I LOVE helping people. It’s such a pleasure to do so and when I know that I have the heart, the skills and the ability to dramatically improve a situation or other persons experience of something, it makes me so happy to offer that. As long as I am in alignment with the offerings I make, my life is good and happy. “Helping” just feels like living my life in a good, happy way when I do it in a way that works for me. The key I have found is that I usually wait until I am asked to help. Assuming someone needs help and making it my mission to provide that help above and beyond my own needs or capacity has never resulted in a good way for me.
I don’t take it lightly when someone asks me for help in an authentic way. I’m completely honored to be a person that people ask for help from. It often moves me to tears when I’m asked to help in a good way. It is an honor to help someone in a way that is helpful to them. I also do not always say yes, and it is a huge relief, because in order to be a happy person, I must say no often and unequivocally.

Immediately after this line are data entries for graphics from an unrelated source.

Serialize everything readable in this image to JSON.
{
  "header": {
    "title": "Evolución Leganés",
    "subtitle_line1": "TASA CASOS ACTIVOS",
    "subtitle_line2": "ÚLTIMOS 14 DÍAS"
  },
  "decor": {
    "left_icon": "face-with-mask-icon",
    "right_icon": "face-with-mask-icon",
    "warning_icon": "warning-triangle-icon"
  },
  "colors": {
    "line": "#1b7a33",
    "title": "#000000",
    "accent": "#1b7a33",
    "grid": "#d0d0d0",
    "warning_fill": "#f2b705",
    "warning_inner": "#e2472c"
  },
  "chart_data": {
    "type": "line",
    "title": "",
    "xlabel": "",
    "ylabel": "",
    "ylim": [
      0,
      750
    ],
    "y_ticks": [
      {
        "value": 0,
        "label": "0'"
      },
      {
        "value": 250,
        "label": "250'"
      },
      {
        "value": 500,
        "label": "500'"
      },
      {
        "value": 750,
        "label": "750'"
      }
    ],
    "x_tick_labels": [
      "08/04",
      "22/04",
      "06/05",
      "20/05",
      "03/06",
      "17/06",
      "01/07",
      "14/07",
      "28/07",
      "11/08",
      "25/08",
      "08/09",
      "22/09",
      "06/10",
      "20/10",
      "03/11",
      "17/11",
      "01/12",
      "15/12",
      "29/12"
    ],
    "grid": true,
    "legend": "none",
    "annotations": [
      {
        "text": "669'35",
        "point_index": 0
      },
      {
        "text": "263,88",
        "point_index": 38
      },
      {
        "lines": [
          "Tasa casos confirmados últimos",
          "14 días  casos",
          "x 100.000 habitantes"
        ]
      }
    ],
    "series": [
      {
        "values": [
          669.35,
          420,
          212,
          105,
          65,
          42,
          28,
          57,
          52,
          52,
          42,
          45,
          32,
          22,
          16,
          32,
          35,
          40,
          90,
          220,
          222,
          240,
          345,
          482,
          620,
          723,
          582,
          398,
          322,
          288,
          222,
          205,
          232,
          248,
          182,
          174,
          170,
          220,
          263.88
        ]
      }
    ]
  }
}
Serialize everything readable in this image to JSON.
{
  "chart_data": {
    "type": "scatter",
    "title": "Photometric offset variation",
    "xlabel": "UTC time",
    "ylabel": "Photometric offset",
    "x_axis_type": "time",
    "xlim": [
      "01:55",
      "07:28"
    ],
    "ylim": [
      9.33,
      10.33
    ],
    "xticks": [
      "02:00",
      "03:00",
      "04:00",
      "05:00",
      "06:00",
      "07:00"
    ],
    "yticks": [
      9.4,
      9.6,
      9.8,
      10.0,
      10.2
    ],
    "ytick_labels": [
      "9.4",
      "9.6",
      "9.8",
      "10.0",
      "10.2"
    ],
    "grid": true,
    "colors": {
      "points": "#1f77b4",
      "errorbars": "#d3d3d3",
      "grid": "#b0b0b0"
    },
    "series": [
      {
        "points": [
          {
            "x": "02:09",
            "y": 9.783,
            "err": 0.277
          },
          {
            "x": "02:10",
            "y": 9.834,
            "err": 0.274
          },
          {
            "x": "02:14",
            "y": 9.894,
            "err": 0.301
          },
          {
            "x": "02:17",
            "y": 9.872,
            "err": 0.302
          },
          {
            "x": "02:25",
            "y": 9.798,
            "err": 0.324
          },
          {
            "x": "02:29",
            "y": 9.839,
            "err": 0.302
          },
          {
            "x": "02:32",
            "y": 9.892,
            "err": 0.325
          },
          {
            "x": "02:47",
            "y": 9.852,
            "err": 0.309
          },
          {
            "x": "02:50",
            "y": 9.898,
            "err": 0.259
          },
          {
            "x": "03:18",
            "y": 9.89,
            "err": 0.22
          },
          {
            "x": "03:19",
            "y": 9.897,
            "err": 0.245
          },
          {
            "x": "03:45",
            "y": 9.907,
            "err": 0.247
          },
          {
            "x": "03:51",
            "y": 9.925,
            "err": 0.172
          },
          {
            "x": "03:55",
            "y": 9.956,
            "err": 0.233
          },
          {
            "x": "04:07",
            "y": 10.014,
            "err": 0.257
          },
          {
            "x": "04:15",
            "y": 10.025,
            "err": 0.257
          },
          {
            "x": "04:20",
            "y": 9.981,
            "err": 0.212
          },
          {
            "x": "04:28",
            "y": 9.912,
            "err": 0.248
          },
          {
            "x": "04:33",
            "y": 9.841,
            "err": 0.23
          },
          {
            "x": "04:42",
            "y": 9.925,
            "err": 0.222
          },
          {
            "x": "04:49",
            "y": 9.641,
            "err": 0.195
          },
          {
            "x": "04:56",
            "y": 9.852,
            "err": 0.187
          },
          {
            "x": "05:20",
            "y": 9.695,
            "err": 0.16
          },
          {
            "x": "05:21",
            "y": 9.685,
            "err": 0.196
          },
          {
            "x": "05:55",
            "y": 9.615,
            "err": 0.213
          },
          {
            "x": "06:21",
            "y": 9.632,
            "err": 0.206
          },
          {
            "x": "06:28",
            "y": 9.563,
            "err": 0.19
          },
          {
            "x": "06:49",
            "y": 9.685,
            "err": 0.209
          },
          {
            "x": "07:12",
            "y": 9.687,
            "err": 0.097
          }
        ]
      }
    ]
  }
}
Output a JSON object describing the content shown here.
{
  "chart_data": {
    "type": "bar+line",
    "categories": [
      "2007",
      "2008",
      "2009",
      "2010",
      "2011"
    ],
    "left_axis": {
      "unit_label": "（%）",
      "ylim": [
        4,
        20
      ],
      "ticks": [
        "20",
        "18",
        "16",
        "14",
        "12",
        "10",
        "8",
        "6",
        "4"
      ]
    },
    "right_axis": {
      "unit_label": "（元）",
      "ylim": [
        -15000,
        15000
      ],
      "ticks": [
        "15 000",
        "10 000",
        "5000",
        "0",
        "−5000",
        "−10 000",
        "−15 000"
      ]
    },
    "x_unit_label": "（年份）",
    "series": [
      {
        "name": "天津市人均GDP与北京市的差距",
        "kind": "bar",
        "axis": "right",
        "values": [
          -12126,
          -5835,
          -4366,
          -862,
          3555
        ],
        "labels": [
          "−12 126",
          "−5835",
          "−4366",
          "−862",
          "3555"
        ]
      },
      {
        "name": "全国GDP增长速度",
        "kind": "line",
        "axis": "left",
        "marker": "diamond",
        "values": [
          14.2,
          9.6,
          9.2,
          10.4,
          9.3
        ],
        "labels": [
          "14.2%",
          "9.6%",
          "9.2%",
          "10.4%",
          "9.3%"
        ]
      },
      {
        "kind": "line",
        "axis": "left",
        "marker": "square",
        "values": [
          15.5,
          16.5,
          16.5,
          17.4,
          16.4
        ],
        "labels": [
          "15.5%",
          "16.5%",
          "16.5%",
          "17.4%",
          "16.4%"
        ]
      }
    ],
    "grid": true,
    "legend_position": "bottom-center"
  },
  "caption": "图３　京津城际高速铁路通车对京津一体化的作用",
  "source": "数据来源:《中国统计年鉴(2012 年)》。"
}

At 23, when I was offered this certificate that said I was a Minister, I wondered to myself why I would ever want to perform ceremonies…not in a negative way, just an honest inquiry. As far as I know, a minister is someone who may be available to help a person or group or community with anything that they ask for help with or seek guidance about.
It’s a beautiful thing that anyone can become a Minister with the Universal Life Church. The only requirement is that you want to and you fill out their online form. It takes 25 seconds.
I decided to renew my Ministry credentials today. I am honored, inspired and extraordinarily moved to perform ceremonies that I’m in alignment with when I’m asked to do so in a way that feels good. It’s clicking a button on a website and a piece of paper, but it also represents years of soul searching, healing, determination, hard work and living my life the best way I know how.